La soberana, vestida de lila y un clásico sombrero del mismo color, fue recibida junto con su marido en un salón anexo de la moderna sala de audiencias Pablo VI y no en el suntuoso palacio apostólico.

El protocolo para la reunión entre el líder de la Iglesia católica y la jefa de la Iglesia anglicana fue aligerado debido a la edad de la pareja real británica, que escapó así a molestas escaleras y el recorrido a pie de los largos pasillos y salones del Vaticano.

Ambas partes quisieron dar al encuentro un tono “informal, familiar”, según adelantó el portavoz del Vaticano, padre Federico Lombardi.

Durante su largo reinado, iniciado en 1952, Isabel II ha visitado tres veces el Vaticano, para reunirse con Juan XXIII en 1961, Juan Pablo II en el año 2000 y ahora con Francisco.

Siendo aún princesa, antes de suceder a su padre Jorge V, fue recibida por el papa Pío XII en 1951.

Con Benedicto XVI se encontró en septiembre del 2010, cuando el pontífice celebró una delicada visita al Reino Unido en medio de las polémicas por los casos de pedofilia de los curas.

El viaje de la reina y su esposo a Roma se extendió ayer por apenas cinco horas, tras lo cual regresaron a Londres.

Decepción británica con Estados Unidos

Gran Bretaña está “cada vez más decepcionada” con Estados Unidos por la falta de apoyo al principio de autodeterminación de los habitantes de las Islas Malvinas, aunque aclaró que la “relación especial” entre ambos países sigue siendo muy sólida.

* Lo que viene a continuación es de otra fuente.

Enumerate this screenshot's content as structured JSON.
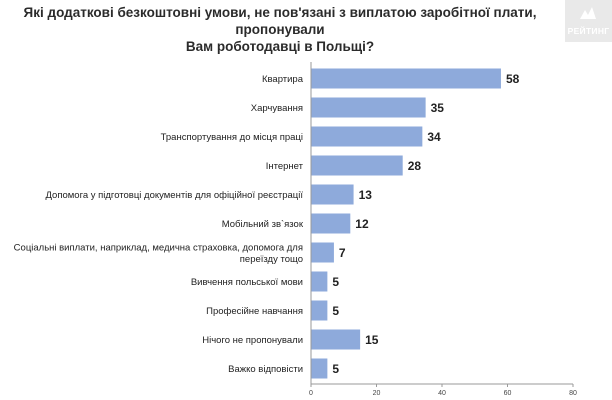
{
  "title_line1": "Які додаткові безкоштовні умови, не пов'язані з виплатою заробітної плати, пропонували",
  "title_line2": "Вам роботодавці в Польщі?",
  "logo": {
    "text": "РЕЙТИНГ",
    "bg": "#e9e9e9"
  },
  "chart_data": {
    "type": "bar",
    "orientation": "horizontal",
    "title": "Які додаткові безкоштовні умови, не пов'язані з виплатою заробітної плати, пропонували Вам роботодавці в Польщі?",
    "categories": [
      [
        "Квартира"
      ],
      [
        "Харчування"
      ],
      [
        "Транспортування до місця праці"
      ],
      [
        "Інтернет"
      ],
      [
        "Допомога у підготовці документів для офіційної реєстрації"
      ],
      [
        "Мобільний зв`язок"
      ],
      [
        "Соціальні виплати, наприклад, медична страховка, допомога для",
        "переїзду тощо"
      ],
      [
        "Вивчення польської мови"
      ],
      [
        "Професійне навчання"
      ],
      [
        "Нічого не пропонували"
      ],
      [
        "Важко відповісти"
      ]
    ],
    "values": [
      58,
      35,
      34,
      28,
      13,
      12,
      7,
      5,
      5,
      15,
      5
    ],
    "xlim": [
      0,
      80
    ],
    "xticks": [
      0,
      20,
      40,
      60,
      80
    ],
    "bar_color": "#8eaadb",
    "grid": false
  }
}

Según un informe del Comité parlamentario de Asuntos Exteriores, “la negativa del gobierno estadounidense de reconocer el derecho a la autodeterminación nacional de los habitantes de las Falklands (Malvinas) es decepcionante”.

El reporte, que fue dado a conocer un día después de conmemorarse 32 años desde el inicio de la Guerra de Malvinas (1982), destaca la “frustración” de Gran Bretaña con su máximo aliado militar.

“Estamos decepcionados que la Administración de Estados Unidos se niegue a dar prioridad al principio de autodeterminación en su posición de soberanía de las Islas Malvinas”, indicó el informe de 67 páginas.

El documento, si bien elogia la relación especial de Londres y Washington, criticó que el gobierno de Barack Obama “juega a dos puntas” por el tema Malvinas.